Schoolchoicesucks · 05/05/2024 23:30

What's your plan and timeline to take the business from the current no profit and no earnings beyond your £12k pa to the millions that others have scaled to?

Does the cleaner's pay come out of your earnings? How much does that leave? If I was a SAHM to school aged kids, then if my DH worked FT and unless I was immensely wealthy, I would expect that keeping the house clean during the working week was something that I did during the 6 hours a day the kids were in school.

How do you feel about spending most weekends away from your kids for half the year? How do they feel about it?

Do you really not see that for some balance, when you have 5 (yes, fairly short and term-time only) days a week to please yourself, that your DH should also get some downtime that isn't work/caring for the kids?

Xtraincome · 05/05/2024 23:46

Delphinium20 · 05/05/2024 16:19

I am an entrepreneur, so I understand investment/loss/waiting on a profit, etc. I've had to end small businesses I started and go back as a full-time employee several times to make sure I pay my bills and keep my family supported. It hurts to do this, but it's essential to cut your losses before you've sunk too much into something that won't work out (check out Sunk Cost Fallacy). And don't get me wrong, that can HURT...it feels like an emotional gut punch when your much-wished for business is failing and you realize it's a pipe dream.

But, my DH has never had the kind of salary that would allow me to just invest and not ever earn a living. So, in a way you're lucky, but in a way, you're taking advantage of his earning power and with him as your safety net, you will likely never have that drive to push a business into profit or the will to cut your losses before it's too late. I have to earn an income. It's not a choice. The business I loved the most and had to drop is nothing but a defunct website now...it makes me sad, but my kids are fed, the mortgage paid, and we're paying for their university, so not that sad.

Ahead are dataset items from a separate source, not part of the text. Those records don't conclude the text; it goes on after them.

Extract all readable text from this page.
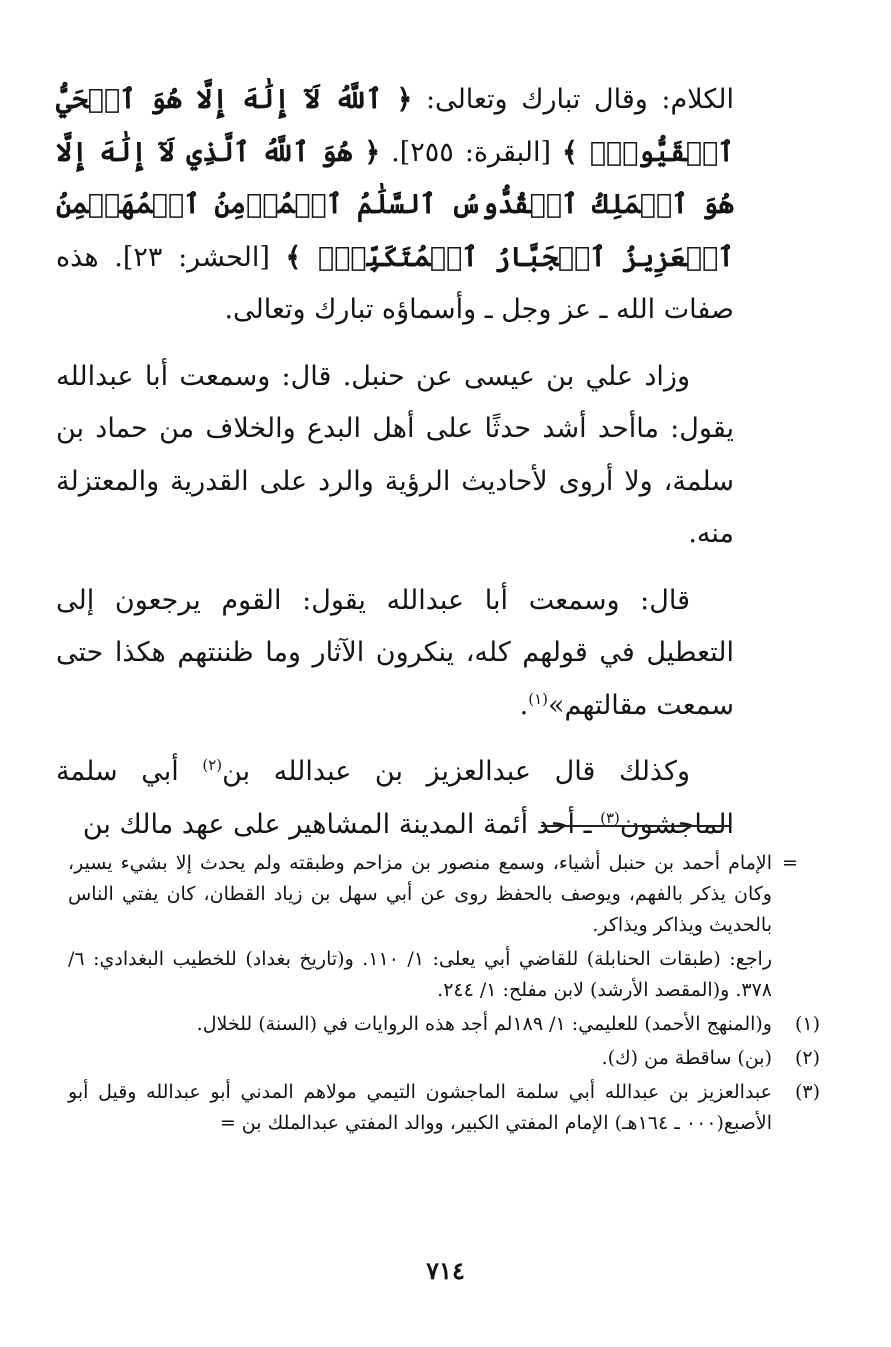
الكلام: وقال تبارك وتعالى: ﴿ ٱللَّهُ لَآ إِلَٰهَ إِلَّا هُوَ ٱلۡحَيُّ ٱلۡقَيُّومُۚ ﴾ [البقرة: ٢٥٥]. ﴿ هُوَ ٱللَّهُ ٱلَّذِي لَآ إِلَٰهَ إِلَّا هُوَ ٱلۡمَلِكُ ٱلۡقُدُّوسُ ٱلسَّلَٰمُ ٱلۡمُؤۡمِنُ ٱلۡمُهَيۡمِنُ ٱلۡعَزِيزُ ٱلۡجَبَّارُ ٱلۡمُتَكَبِّرُۚ ﴾ [الحشر: ٢٣]. هذه صفات الله ـ عز وجل ـ وأسماؤه تبارك وتعالى.

وزاد علي بن عيسى عن حنبل. قال: وسمعت أبا عبدالله يقول: ماأحد أشد حدثًا على أهل البدع والخلاف من حماد بن سلمة، ولا أروى لأحاديث الرؤية والرد على القدرية والمعتزلة منه.

قال: وسمعت أبا عبدالله يقول: القوم يرجعون إلى التعطيل في قولهم كله، ينكرون الآثار وما ظننتهم هكذا حتى سمعت مقالتهم»$^{(١)}$.

وكذلك قال عبدالعزيز بن عبدالله بن$^{(٢)}$ أبي سلمة الماجشون$^{(٣)}$ ـ أحد أئمة المدينة المشاهير على عهد مالك بن

=
الإمام أحمد بن حنبل أشياء، وسمع منصور بن مزاحم وطبقته ولم يحدث إلا بشيء يسير، وكان يذكر بالفهم، ويوصف بالحفظ روى عن أبي سهل بن زياد القطان، كان يفتي الناس بالحديث ويذاكر ويذاكر.
راجع: (طبقات الحنابلة) للقاضي أبي يعلى: ١/ ١١٠. و(تاريخ بغداد) للخطيب البغدادي: ٦/ ٣٧٨. و(المقصد الأرشد) لابن مفلح: ١/ ٢٤٤.
(١)
و(المنهج الأحمد) للعليمي: ١/ ١٨٩لم أجد هذه الروايات في (السنة) للخلال.
(٢)
(بن) ساقطة من (ك).
(٣)
عبدالعزيز بن عبدالله أبي سلمة الماجشون التيمي مولاهم المدني أبو عبدالله وقيل أبو الأصبع(٠٠٠ ـ ١٦٤هـ) الإمام المفتي الكبير، ووالد المفتي عبدالملك بن =
٧١٤
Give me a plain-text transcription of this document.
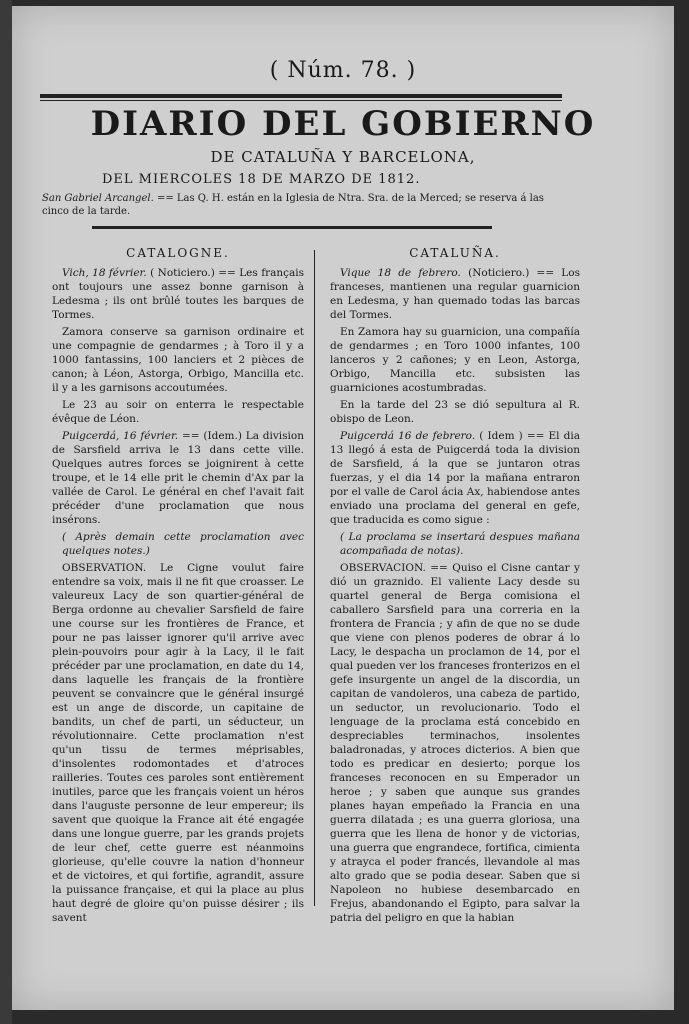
( Núm. 78. )
DIARIO DEL GOBIERNO
DE CATALUÑA Y BARCELONA,
DEL MIERCOLES 18 DE MARZO DE 1812.
San Gabriel Arcangel. == Las Q. H. están en la Iglesia de Ntra. Sra. de la Merced; se reserva á las cinco de la tarde.

CATALOGNE.

Vich, 18 février. ( Noticiero.) == Les français ont toujours une assez bonne garnison à Ledesma ; ils ont brûlé toutes les barques de Tormes.

Zamora conserve sa garnison ordinaire et une compagnie de gendarmes ; à Toro il y a 1000 fantassins, 100 lanciers et 2 pièces de canon; à Léon, Astorga, Orbigo, Mancilla etc. il y a les garnisons accoutumées.

Le 23 au soir on enterra le respectable évêque de Léon.

Puigcerdá, 16 février. == (Idem.) La division de Sarsfield arriva le 13 dans cette ville. Quelques autres forces se joignirent à cette troupe, et le 14 elle prit le chemin d'Ax par la vallée de Carol. Le général en chef l'avait fait précéder d'une proclamation que nous insérons.

( Après demain cette proclamation avec quelques notes.)

OBSERVATION. Le Cigne voulut faire entendre sa voix, mais il ne fit que croasser. Le valeureux Lacy de son quartier-général de Berga ordonne au chevalier Sarsfield de faire une course sur les frontières de France, et pour ne pas laisser ignorer qu'il arrive avec plein-pouvoirs pour agir à la Lacy, il le fait précéder par une proclamation, en date du 14, dans laquelle les français de la frontière peuvent se convaincre que le général insurgé est un ange de discorde, un capitaine de bandits, un chef de parti, un séducteur, un révolutionnaire. Cette proclamation n'est qu'un tissu de termes méprisables, d'insolentes rodomontades et d'atroces railleries. Toutes ces paroles sont entièrement inutiles, parce que les français voient un héros dans l'auguste personne de leur empereur; ils savent que quoique la France ait été engagée dans une longue guerre, par les grands projets de leur chef, cette guerre est néanmoins glorieuse, qu'elle couvre la nation d'honneur et de victoires, et qui fortifie, agrandit, assure la puissance française, et qui la place au plus haut degré de gloire qu'on puisse désirer ; ils savent

CATALUÑA.

Vique 18 de febrero. (Noticiero.) == Los franceses, mantienen una regular guarnicion en Ledesma, y han quemado todas las barcas del Tormes.

En Zamora hay su guarnicion, una compañía de gendarmes ; en Toro 1000 infantes, 100 lanceros y 2 cañones; y en Leon, Astorga, Orbigo, Mancilla etc. subsisten las guarniciones acostumbradas.

En la tarde del 23 se dió sepultura al R. obispo de Leon.

Puigcerdá 16 de febrero. ( Idem ) == El dia 13 llegó á esta de Puigcerdá toda la division de Sarsfield, á la que se juntaron otras fuerzas, y el dia 14 por la mañana entraron por el valle de Carol ácia Ax, habiendose antes enviado una proclama del general en gefe, que traducida es como sigue :

( La proclama se insertará despues mañana acompañada de notas).

OBSERVACION. == Quiso el Cisne cantar y dió un graznido. El valiente Lacy desde su quartel general de Berga comisiona el caballero Sarsfield para una correria en la frontera de Francia ; y afin de que no se dude que viene con plenos poderes de obrar á lo Lacy, le despacha un proclamon de 14, por el qual pueden ver los franceses fronterizos en el gefe insurgente un angel de la discordia, un capitan de vandoleros, una cabeza de partido, un seductor, un revolucionario. Todo el lenguage de la proclama está concebido en despreciables terminachos, insolentes baladronadas, y atroces dicterios. A bien que todo es predicar en desierto; porque los franceses reconocen en su Emperador un heroe ; y saben que aunque sus grandes planes hayan empeñado la Francia en una guerra dilatada ; es una guerra gloriosa, una guerra que les llena de honor y de victorias, una guerra que engrandece, fortifica, cimienta y atrayca el poder francés, llevandole al mas alto grado que se podia desear. Saben que si Napoleon no hubiese desembarcado en Frejus, abandonando el Egipto, para salvar la patria del peligro en que la habian
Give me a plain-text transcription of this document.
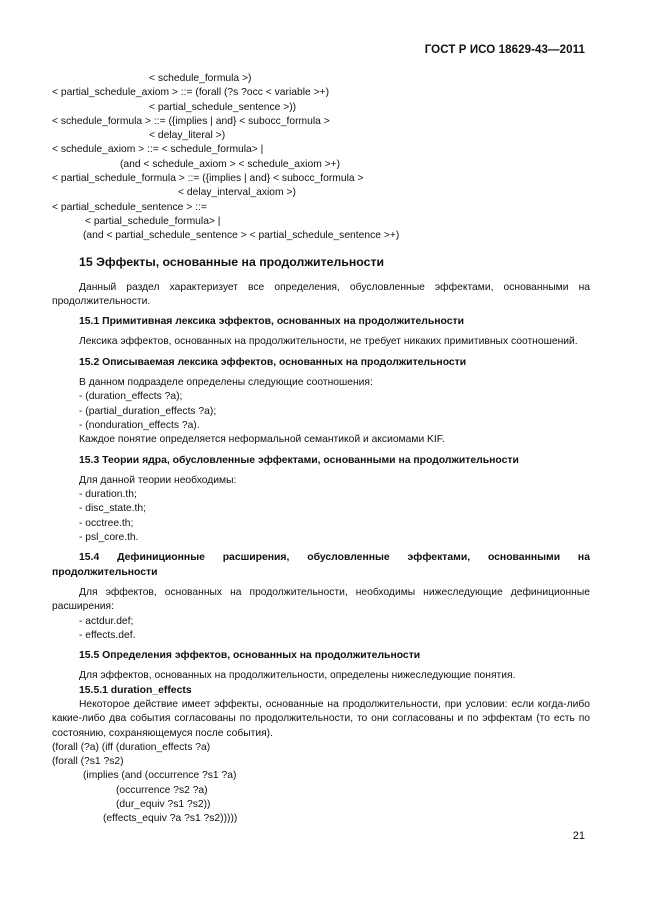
ГОСТ Р ИСО 18629-43—2011
< schedule_formula >)
< partial_schedule_axiom > ::= (forall (?s ?occ < variable >+)
< partial_schedule_sentence >))
< schedule_formula > ::= ({implies | and} < subocc_formula >
< delay_literal >)
< schedule_axiom > ::= < schedule_formula> |
(and < schedule_axiom > < schedule_axiom >+)
< partial_schedule_formula > ::= ({implies | and} < subocc_formula >
< delay_interval_axiom >)
< partial_schedule_sentence > ::=
< partial_schedule_formula> |
(and < partial_schedule_sentence > < partial_schedule_sentence >+)
15 Эффекты, основанные на продолжительности
Данный раздел характеризует все определения, обусловленные эффектами, основанными на продолжительности.
15.1 Примитивная лексика эффектов, основанных на продолжительности
Лексика эффектов, основанных на продолжительности, не требует никаких примитивных соотношений.
15.2 Описываемая лексика эффектов, основанных на продолжительности
В данном подразделе определены следующие соотношения:
- (duration_effects ?a);
- (partial_duration_effects ?a);
- (nonduration_effects ?a).
Каждое понятие определяется неформальной семантикой и аксиомами KIF.
15.3 Теории ядра, обусловленные эффектами, основанными на продолжительности
Для данной теории необходимы:
- duration.th;
- disc_state.th;
- occtree.th;
- psl_core.th.
15.4 Дефиниционные расширения, обусловленные эффектами, основанными на продолжительности
Для эффектов, основанных на продолжительности, необходимы нижеследующие дефиниционные расширения:
- actdur.def;
- effects.def.
15.5 Определения эффектов, основанных на продолжительности
Для эффектов, основанных на продолжительности, определены нижеследующие понятия.
15.5.1 duration_effects
Некоторое действие имеет эффекты, основанные на продолжительности, при условии: если когда-либо какие-либо два события согласованы по продолжительности, то они согласованы и по эффектам (то есть по состоянию, сохраняющемуся после события).
(forall (?a) (iff (duration_effects ?a)
(forall (?s1 ?s2)
(implies (and (occurrence ?s1 ?a)
(occurrence ?s2 ?a)
(dur_equiv ?s1 ?s2))
(effects_equiv ?a ?s1 ?s2)))))
21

I'm currently running 2 businesses, one finally earned a profit this year, the other makes enough where I replaced my old corporate salary and the third is a part-time gig which adds about 10% to my total income. I'm also noodling on a third business venture (tis my nature!).

There've been some tight times...more than once, I did delivery services to bring in enough money when I had losses (client didn't pay, economy fell and our savings were used up).

Being a SAHM with a high-earning DH shelters you a tad from the reality of economic responsibility. I'll be honest, it has the risk of infantilizing women. Don't get me wrong, I actually believe young children do best when parents are full-time caregivers. Despite my need to have my kids in part-time daycare, it wan't my personal ideal, it was a necessity. But, you're putting yourself at risk. What if your DH leaves you, what if all his money disappears? You need something you can rely on to protect yourself and your kids. THAT should be your goal, IMO. Otherwise, you just have an expensive hobby.

Go get advice from a business venture consultant on your business's viability.

If you feel comfortable sharing more, please DM. I once owned a small franchise and loved it. Would love to look into starting a business again. I can get excited about most ventures tbh.